You can enjoy this with chapati or paratha, naan or some rice, the choice is yours. This also keeps well so in case you have any left put it in the fridge and enjoy it in the next 4-5 days.
Serves 6 – 8

For the marinade
- 300 gms natural yogurt
- 1 tsp salt
- 1 tsp chilli powder
- 1 tsp turmeric
- 2 tsp ground cumin
- 6-8 garlic cloves, finely chopped
- 1 inch ginger, finely chopped
- 1 tbsp oil (sunflower, rapeseed or mustard oil)
- 8 chicken thighs, skinless and on the bone
- 6 drumsticks, skinless and on the bone
For the curry
- 60 gms almonds
- 3 tbsp whole milk
- 5 onions
- 2 cinnamon sticks
- 8 green cardamom pods
- 2 bay leaves
- 2 star anise
- 3 black cardamom pods
- 2 tsp cumin seeds
- 1/2 tsp salt
- 1 tsp chilli powder
- 2 tbsp kasturi methi (dried fenugreek leaves)
Start by marinating the chicken. In a large bowl mix all the spices with the yogurt then add the chicken pieces and make sure to combine it well. Cover and let it rest for an hour or overnight in the fridge.

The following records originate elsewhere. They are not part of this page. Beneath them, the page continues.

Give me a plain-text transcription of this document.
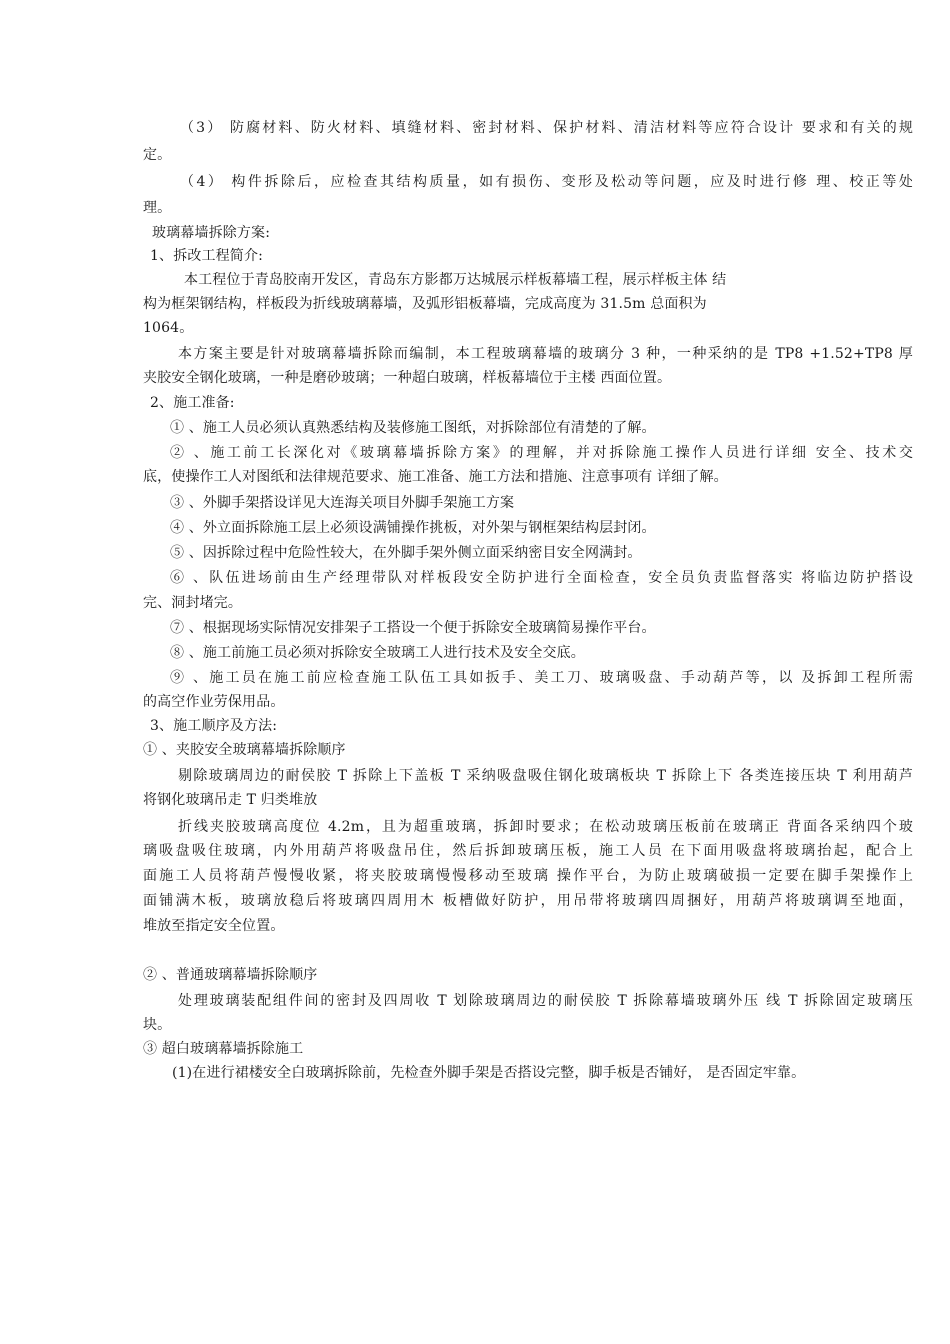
（3） 防腐材料、防火材料、填缝材料、密封材料、保护材料、清洁材料等应符合设计 要求和有关的规
定。
（4） 构件拆除后，应检查其结构质量，如有损伤、变形及松动等问题，应及时进行修 理、校正等处
理。
玻璃幕墙拆除方案:
1、拆改工程简介:
本工程位于青岛胶南开发区，青岛东方影都万达城展示样板幕墙工程，展示样板主体 结
构为框架钢结构，样板段为折线玻璃幕墙，及弧形铝板幕墙，完成高度为 31.5m 总面积为
1064。
本方案主要是针对玻璃幕墙拆除而编制，本工程玻璃幕墙的玻璃分 3 种，一种采纳的是 TP8 +1.52+TP8 厚
夹胶安全钢化玻璃，一种是磨砂玻璃；一种超白玻璃，样板幕墙位于主楼 西面位置。
2、施工准备:
① 、施工人员必须认真熟悉结构及装修施工图纸，对拆除部位有清楚的了解。
② 、施工前工长深化对《玻璃幕墙拆除方案》的理解，并对拆除施工操作人员进行详细 安全、技术交
底，使操作工人对图纸和法律规范要求、施工准备、施工方法和措施、注意事项有 详细了解。
③ 、外脚手架搭设详见大连海关项目外脚手架施工方案
④ 、外立面拆除施工层上必须设满铺操作挑板，对外架与钢框架结构层封闭。
⑤ 、因拆除过程中危险性较大，在外脚手架外侧立面采纳密目安全网满封。
⑥ 、队伍进场前由生产经理带队对样板段安全防护进行全面检查，安全员负责监督落实 将临边防护搭设
完、洞封堵完。
⑦ 、根据现场实际情况安排架子工搭设一个便于拆除安全玻璃简易操作平台。
⑧ 、施工前施工员必须对拆除安全玻璃工人进行技术及安全交底。
⑨ 、施工员在施工前应检查施工队伍工具如扳手、美工刀、玻璃吸盘、手动葫芦等，以 及拆卸工程所需
的高空作业劳保用品。
3、施工顺序及方法:
① 、夹胶安全玻璃幕墙拆除顺序
剔除玻璃周边的耐侯胶 T 拆除上下盖板 T 采纳吸盘吸住钢化玻璃板块 T 拆除上下 各类连接压块 T 利用葫芦
将钢化玻璃吊走 T 归类堆放
折线夹胶玻璃高度位 4.2m，且为超重玻璃，拆卸时要求；在松动玻璃压板前在玻璃正 背面各采纳四个玻
璃吸盘吸住玻璃，内外用葫芦将吸盘吊住，然后拆卸玻璃压板，施工人员 在下面用吸盘将玻璃抬起，配合上
面施工人员将葫芦慢慢收紧，将夹胶玻璃慢慢移动至玻璃 操作平台，为防止玻璃破损一定要在脚手架操作上
面铺满木板，玻璃放稳后将玻璃四周用木 板槽做好防护，用吊带将玻璃四周捆好，用葫芦将玻璃调至地面，
堆放至指定安全位置。
② 、普通玻璃幕墙拆除顺序
处理玻璃装配组件间的密封及四周收 T 划除玻璃周边的耐侯胶 T 拆除幕墙玻璃外压 线 T 拆除固定玻璃压
块。
③ 超白玻璃幕墙拆除施工
(1)在进行裙楼安全白玻璃拆除前，先检查外脚手架是否搭设完整，脚手板是否铺好， 是否固定牢靠。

Put the almonds in a small bowl and cover it with water. Let the almonds soak for an hour or overnight. Now ground it to a smooth paste with some milk.

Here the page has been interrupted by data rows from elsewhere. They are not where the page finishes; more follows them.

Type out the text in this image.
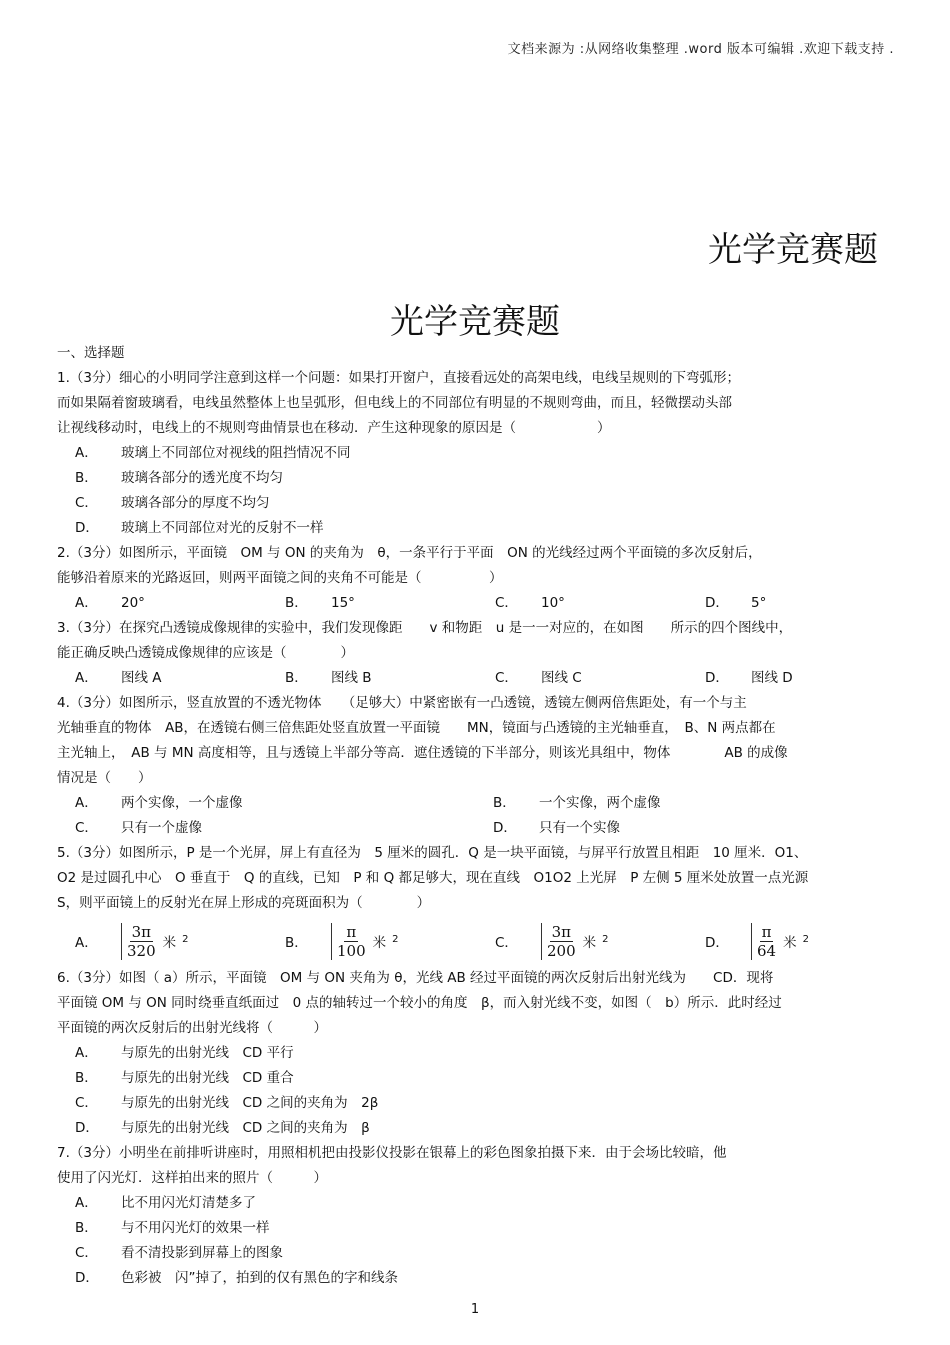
文档来源为 :从网络收集整理 .word 版本可编辑 .欢迎下载支持 .
光学竞赛题
光学竞赛题
一、选择题
1.（3分）细心的小明同学注意到这样一个问题：如果打开窗户，直接看远处的高架电线，电线呈规则的下弯弧形；
而如果隔着窗玻璃看，电线虽然整体上也呈弧形，但电线上的不同部位有明显的不规则弯曲，而且，轻微摆动头部
让视线移动时，电线上的不规则弯曲情景也在移动．产生这种现象的原因是（　　　　　　）
A． 玻璃上不同部位对视线的阻挡情况不同
B． 玻璃各部分的透光度不均匀
C． 玻璃各部分的厚度不均匀
D． 玻璃上不同部位对光的反射不一样
2.（3分）如图所示，平面镜　OM 与 ON 的夹角为　θ，一条平行于平面　ON 的光线经过两个平面镜的多次反射后，
能够沿着原来的光路返回，则两平面镜之间的夹角不可能是（　　　　　）
A． 20°	B． 15°	C． 10°	D． 5°
3.（3分）在探究凸透镜成像规律的实验中，我们发现像距　　v 和物距　u 是一一对应的，在如图　　所示的四个图线中，
能正确反映凸透镜成像规律的应该是（　　　　）
A． 图线 A	B． 图线 B	C． 图线 C	D． 图线 D
4.（3分）如图所示，竖直放置的不透光物体　　（足够大）中紧密嵌有一凸透镜，透镜左侧两倍焦距处，有一个与主
光轴垂直的物体　AB，在透镜右侧三倍焦距处竖直放置一平面镜　　MN，镜面与凸透镜的主光轴垂直，　B、N 两点都在
主光轴上，　AB 与 MN 高度相等，且与透镜上半部分等高．遮住透镜的下半部分，则该光具组中，物体　　　　AB 的成像
情况是（　　）
A． 两个实像，一个虚像	B． 一个实像，两个虚像
C． 只有一个虚像	D． 只有一个实像
5.（3分）如图所示，P 是一个光屏，屏上有直径为　5 厘米的圆孔．Q 是一块平面镜，与屏平行放置且相距　10 厘米．O1、
O2 是过圆孔中心　O 垂直于　Q 的直线，已知　P 和 Q 都足够大，现在直线　O1O2 上光屏　P 左侧 5 厘米处放置一点光源
S，则平面镜上的反射光在屏上形成的亮斑面积为（　　　　）
A．	$\frac{3\pi}{320}$ 米 $^2$	B．	$\frac{\pi}{100}$ 米 $^2$	C．	$\frac{3\pi}{200}$ 米 $^2$	D．	$\frac{\pi}{64}$ 米 $^2$
6.（3分）如图（ a）所示，平面镜　OM 与 ON 夹角为 θ，光线 AB 经过平面镜的两次反射后出射光线为　　CD．现将
平面镜 OM 与 ON 同时绕垂直纸面过　0 点的轴转过一个较小的角度　β，而入射光线不变，如图（　b）所示．此时经过
平面镜的两次反射后的出射光线将（　　　）
A． 与原先的出射光线　CD 平行
B． 与原先的出射光线　CD 重合
C． 与原先的出射光线　CD 之间的夹角为　2β
D． 与原先的出射光线　CD 之间的夹角为　β
7.（3分）小明坐在前排听讲座时，用照相机把由投影仪投影在银幕上的彩色图象拍摄下来．由于会场比较暗，他
使用了闪光灯．这样拍出来的照片（　　　）
A． 比不用闪光灯清楚多了
B． 与不用闪光灯的效果一样
C． 看不清投影到屏幕上的图象
D． 色彩被　闪”掉了，拍到的仅有黑色的字和线条
1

Heat oil in a pan for shallow frying. Add the onions and cook on medium heat for 10-12 minutes until golden. Drain the onions and collect the extra oil and keep the onions aside.
In the same pan add 2 tbsp of oil back and add the whole spices on low heat and let them sizzle for a few seconds to release the aroma. To this add the marinated chicken and cook this on high heat for 10 minutes to get some colour on the chicken.
Now add the salt and chilli along with the almond paste and 200ml water. Add half the fried onions and make sure to combine everything well. Cover and cook this on medium heat for 35 minutes or until chicken is cooked.
Lastly add the fenugreek leaves and the rest of the onions and serve.